Ingredients in chickpea vs coconut flour
Coconut flour is made from dried, ground coconut meat and is extremely high in fiber, while chickpea flour is made from dried, ground chickpeas and has a goodly amount of fiber, too. When shopping for either flour, look for 100% of each ingredient, and avoid ones with de-caking agents and other unnecessary additives.
Chickpea flour + coconut flour nutritional facts
|Per ¼ Cup Serving||Chickpea flour||Coconut flour||All-purpose flour|
|Glycemic index score||35||45||85|
Overall, both chickpea flour and coconut flour have more fiber, fat, and protein vs. all-purpose flour while being naturally gluten-free. For diabetics and those concerned about their blood sugar, both also have lower glycemic indexes vs. regular old all-purpose flour.
Chickpea flour vs coconut flour storage
Since both flours are gluten-free, they should be stored in airtight containers at room temperature, away from direct sunlight or heat sources like stoves or ovens.
Both flours keep best long-term if you freeze them; just make sure you use an airtight container that doesn’t allow any water in. When frozen, they can last up to 2 years.

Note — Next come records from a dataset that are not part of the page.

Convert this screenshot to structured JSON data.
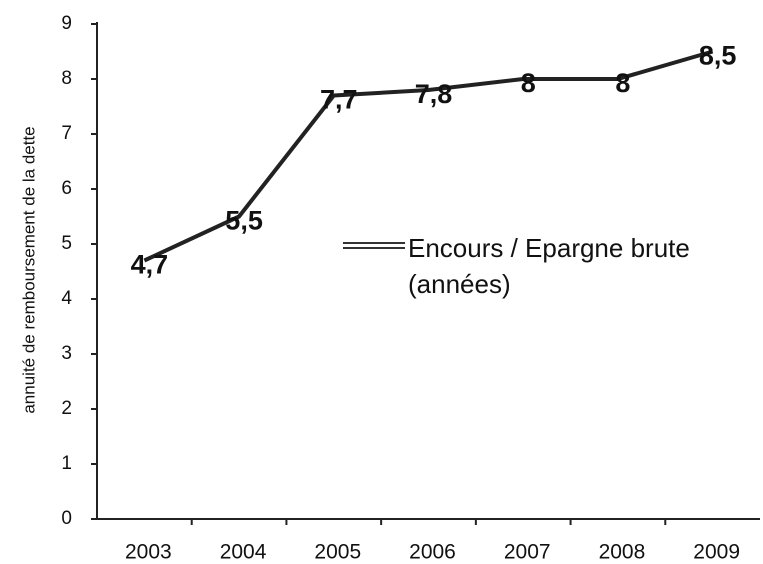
{
  "chart_data": {
    "type": "line",
    "y_label": "annuité de remboursement de la dette",
    "categories": [
      "2003",
      "2004",
      "2005",
      "2006",
      "2007",
      "2008",
      "2009"
    ],
    "series": [
      {
        "name": "Encours / Epargne brute (années)",
        "color": "#222222",
        "values": [
          4.7,
          5.5,
          7.7,
          7.8,
          8,
          8,
          8.5
        ],
        "value_labels": [
          "4,7",
          "5,5",
          "7,7",
          "7,8",
          "8",
          "8",
          "8,5"
        ]
      }
    ],
    "ylim": [
      0,
      9
    ],
    "yticks": [
      0,
      1,
      2,
      3,
      4,
      5,
      6,
      7,
      8,
      9
    ],
    "grid": false,
    "legend": "right"
  }
}
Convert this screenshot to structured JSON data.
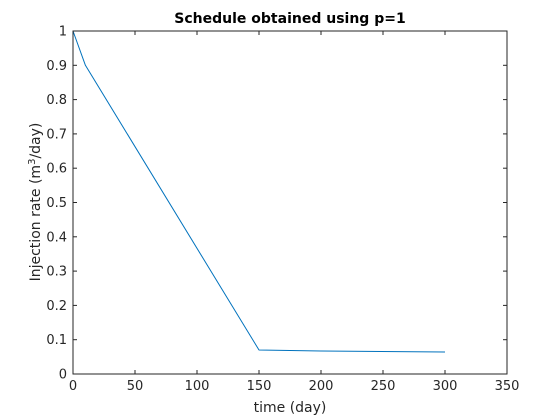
{
  "chart_data": {
    "type": "line",
    "title": "Schedule obtained using p=1",
    "xlabel": "time (day)",
    "ylabel_prefix": "Injection rate (m",
    "ylabel_sup": "3",
    "ylabel_suffix": "/day)",
    "xlim": [
      0,
      350
    ],
    "ylim": [
      0,
      1
    ],
    "xticks": [
      0,
      50,
      100,
      150,
      200,
      250,
      300,
      350
    ],
    "yticks": [
      0,
      0.1,
      0.2,
      0.3,
      0.4,
      0.5,
      0.6,
      0.7,
      0.8,
      0.9,
      1
    ],
    "grid": false,
    "series": [
      {
        "color": "#0072bd",
        "x": [
          0,
          10,
          150,
          200,
          300
        ],
        "y": [
          1.0,
          0.9,
          0.07,
          0.067,
          0.064
        ]
      }
    ]
  }
}
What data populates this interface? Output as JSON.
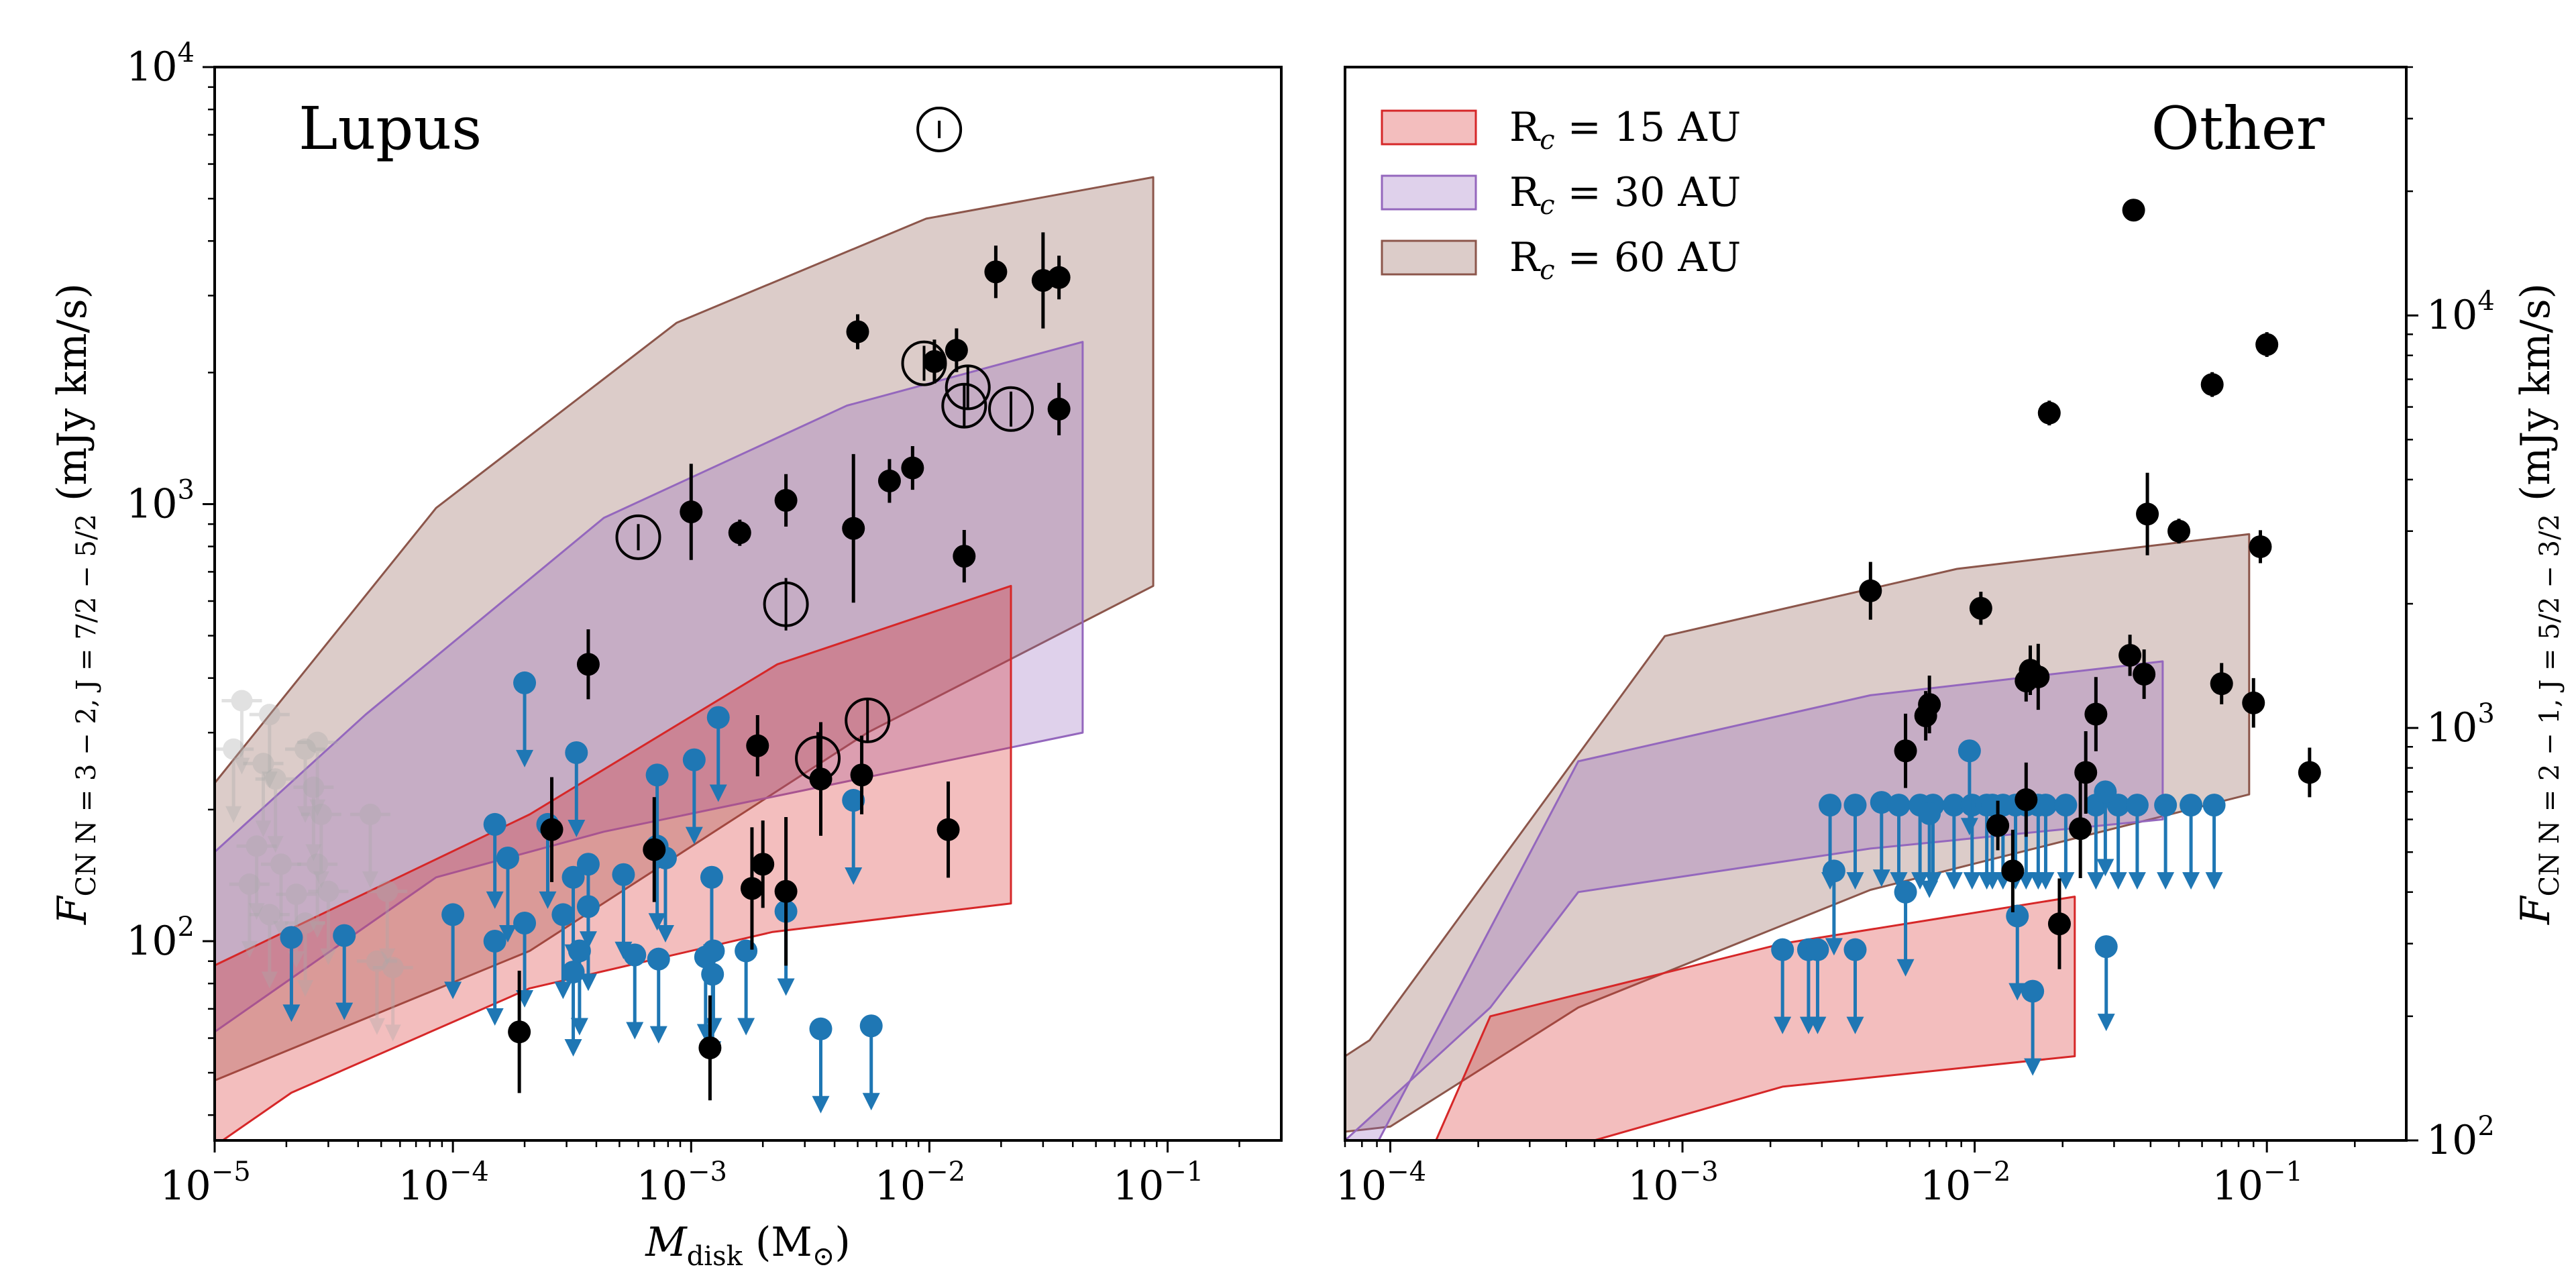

The main issue I find with chickpea flour, if you don’t store it properly, is that bugs LOVE it. It seems to be the first thing they get into if I have chickpea flour more than a few months old in my pantry. I like high-protein flour, but I’m not sure that pantry bugs really sound appetizing.
Chickpea flour vs coconut flour: The ultimate verdict
Allergens and dietary requirements aside, both flours are great for different purposes. As a rule of thumb, I prefer chickpea flour in my savory dishes and coconut in my sweet dishes, though if I have one on hand and not the other, they are acceptable to substitute.
Other flours that have a savory edge to them, in particular, quinoa flour and oat flour are good substitutes.
Chickpea flour is high in fiber compared to all-purpose flour. It takes longer to digest, and yes, in some people, it can cause gas. Maybe don’t have it for the first time on date night, just in case you need to build up a little tolerance for it.